В книге Поля Жамати об Уитмене[143] я нашел его фотографию, сделанную в 1854 году. Ему было тогда тридцать пять лет, и он лишь недавно осознал свое предназначение. У него взгляд восточного поэта: я почти готов сказать — «мудреца». Но в выражении глаз есть нечто такое, что не свойственно мудрецу, а именно — налет меланхолии. Во всяком случае, мне так кажется. Он еще не превратился в румяного бородатого барда со знаменитой фотографии. Однако это красивое и примечательное лицо, а в глазах затаилось глубокое сомнение. Но, если я осмелюсь судить по одной лишь фотографии, в этих голубых глазах уже есть проблеск отдаленного звездного света.
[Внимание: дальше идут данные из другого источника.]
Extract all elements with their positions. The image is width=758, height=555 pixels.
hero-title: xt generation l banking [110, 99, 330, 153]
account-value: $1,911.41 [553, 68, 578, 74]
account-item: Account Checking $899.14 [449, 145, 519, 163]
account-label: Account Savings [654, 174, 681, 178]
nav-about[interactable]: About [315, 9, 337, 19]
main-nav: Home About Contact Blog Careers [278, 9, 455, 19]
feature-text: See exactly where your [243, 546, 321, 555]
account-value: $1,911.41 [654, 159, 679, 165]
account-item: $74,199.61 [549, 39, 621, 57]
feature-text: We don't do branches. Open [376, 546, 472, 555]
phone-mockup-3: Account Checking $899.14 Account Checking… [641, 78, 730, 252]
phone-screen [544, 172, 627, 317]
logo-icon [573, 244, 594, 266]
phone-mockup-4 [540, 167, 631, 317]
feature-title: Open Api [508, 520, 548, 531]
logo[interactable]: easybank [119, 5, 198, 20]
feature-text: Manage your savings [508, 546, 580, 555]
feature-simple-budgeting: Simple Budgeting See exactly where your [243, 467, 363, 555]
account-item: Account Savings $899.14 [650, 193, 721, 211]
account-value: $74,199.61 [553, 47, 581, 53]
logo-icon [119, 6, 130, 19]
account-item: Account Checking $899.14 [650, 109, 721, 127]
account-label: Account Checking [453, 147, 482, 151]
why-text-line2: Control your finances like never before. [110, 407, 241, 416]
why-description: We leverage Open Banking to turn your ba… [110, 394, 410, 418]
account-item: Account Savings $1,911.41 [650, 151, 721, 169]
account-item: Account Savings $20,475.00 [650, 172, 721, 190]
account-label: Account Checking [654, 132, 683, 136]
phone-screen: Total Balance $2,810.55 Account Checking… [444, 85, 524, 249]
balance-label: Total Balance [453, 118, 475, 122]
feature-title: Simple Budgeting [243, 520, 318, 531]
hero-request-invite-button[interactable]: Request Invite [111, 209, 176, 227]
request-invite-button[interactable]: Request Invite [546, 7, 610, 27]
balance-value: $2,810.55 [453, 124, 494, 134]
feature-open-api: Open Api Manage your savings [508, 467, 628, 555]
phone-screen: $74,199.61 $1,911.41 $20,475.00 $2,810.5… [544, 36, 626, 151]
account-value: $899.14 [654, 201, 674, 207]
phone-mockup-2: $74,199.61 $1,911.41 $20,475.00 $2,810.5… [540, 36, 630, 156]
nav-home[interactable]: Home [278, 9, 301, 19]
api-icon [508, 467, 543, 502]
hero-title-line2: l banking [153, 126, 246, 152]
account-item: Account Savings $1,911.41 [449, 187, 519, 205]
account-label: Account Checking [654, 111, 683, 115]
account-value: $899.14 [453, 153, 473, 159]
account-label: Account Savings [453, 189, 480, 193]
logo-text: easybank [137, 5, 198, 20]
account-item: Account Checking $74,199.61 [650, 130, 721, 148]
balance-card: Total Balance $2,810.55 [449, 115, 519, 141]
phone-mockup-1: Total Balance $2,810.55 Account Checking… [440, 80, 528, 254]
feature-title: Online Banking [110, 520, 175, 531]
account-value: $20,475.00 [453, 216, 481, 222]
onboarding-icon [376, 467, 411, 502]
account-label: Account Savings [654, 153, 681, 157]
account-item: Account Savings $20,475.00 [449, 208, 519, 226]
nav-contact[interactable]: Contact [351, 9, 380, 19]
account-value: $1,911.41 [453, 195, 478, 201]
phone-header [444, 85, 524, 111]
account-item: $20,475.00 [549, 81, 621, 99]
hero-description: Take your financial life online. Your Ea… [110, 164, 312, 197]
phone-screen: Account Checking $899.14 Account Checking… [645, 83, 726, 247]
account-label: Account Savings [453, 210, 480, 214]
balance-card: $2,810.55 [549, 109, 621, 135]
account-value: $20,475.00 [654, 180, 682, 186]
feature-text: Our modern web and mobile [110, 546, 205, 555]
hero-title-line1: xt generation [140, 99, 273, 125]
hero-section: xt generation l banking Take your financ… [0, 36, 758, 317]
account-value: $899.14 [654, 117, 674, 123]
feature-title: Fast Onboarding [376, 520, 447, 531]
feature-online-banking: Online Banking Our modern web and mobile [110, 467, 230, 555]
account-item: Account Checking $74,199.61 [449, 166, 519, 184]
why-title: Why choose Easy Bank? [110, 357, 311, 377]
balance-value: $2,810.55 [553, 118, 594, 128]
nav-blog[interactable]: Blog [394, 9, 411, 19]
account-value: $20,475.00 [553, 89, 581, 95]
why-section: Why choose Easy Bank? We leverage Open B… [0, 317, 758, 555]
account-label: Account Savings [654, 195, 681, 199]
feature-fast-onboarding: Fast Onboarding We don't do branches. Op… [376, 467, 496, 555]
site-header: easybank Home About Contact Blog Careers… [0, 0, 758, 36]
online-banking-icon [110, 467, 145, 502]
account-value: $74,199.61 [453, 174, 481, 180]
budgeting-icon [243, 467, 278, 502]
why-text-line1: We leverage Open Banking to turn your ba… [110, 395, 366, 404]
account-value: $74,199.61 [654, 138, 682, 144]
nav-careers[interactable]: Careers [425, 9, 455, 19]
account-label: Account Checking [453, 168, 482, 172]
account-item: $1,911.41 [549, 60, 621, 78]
Этот «сокровенный» взгляд, схваченный фотографом, контрастирует с твердой линией губ, которая создает впечатление, будто мир для него — нечто «чуждое», будто он явился с небес или из потусторонней сферы с целью пережить бесполезный для него опыт здесь, внизу. Это странное суждение, я знаю, и подкрепить мне его нечем. Обычная интуиция, вспышка в голове. Но мысль эта преследует меня, и именно она — независимо от того, справедливо это или нет — изменила мои представления об Уитмене, о его взглядах на мир и его отношении к миру. И возникает конфликт с тем образом, который я неосознанно хранил, а именно: с образом гениального человека из толпы. Этот новый образ Уитмена запечатлен за шесть лет до начала нашей Гражданской войны, которая была для Уитмена тем же, чем Сибирь для Достоевского. В этом взгляде 1854 года я угадываю его безграничную способность делить страдания своих собратьев: я понимаю, почему он ухаживал за ранеными и почему судьба, говоря другими словами, не вложила ему в руку саблю на поле битвы. Это взгляд ангела-хранителя, который также поэт и провидец.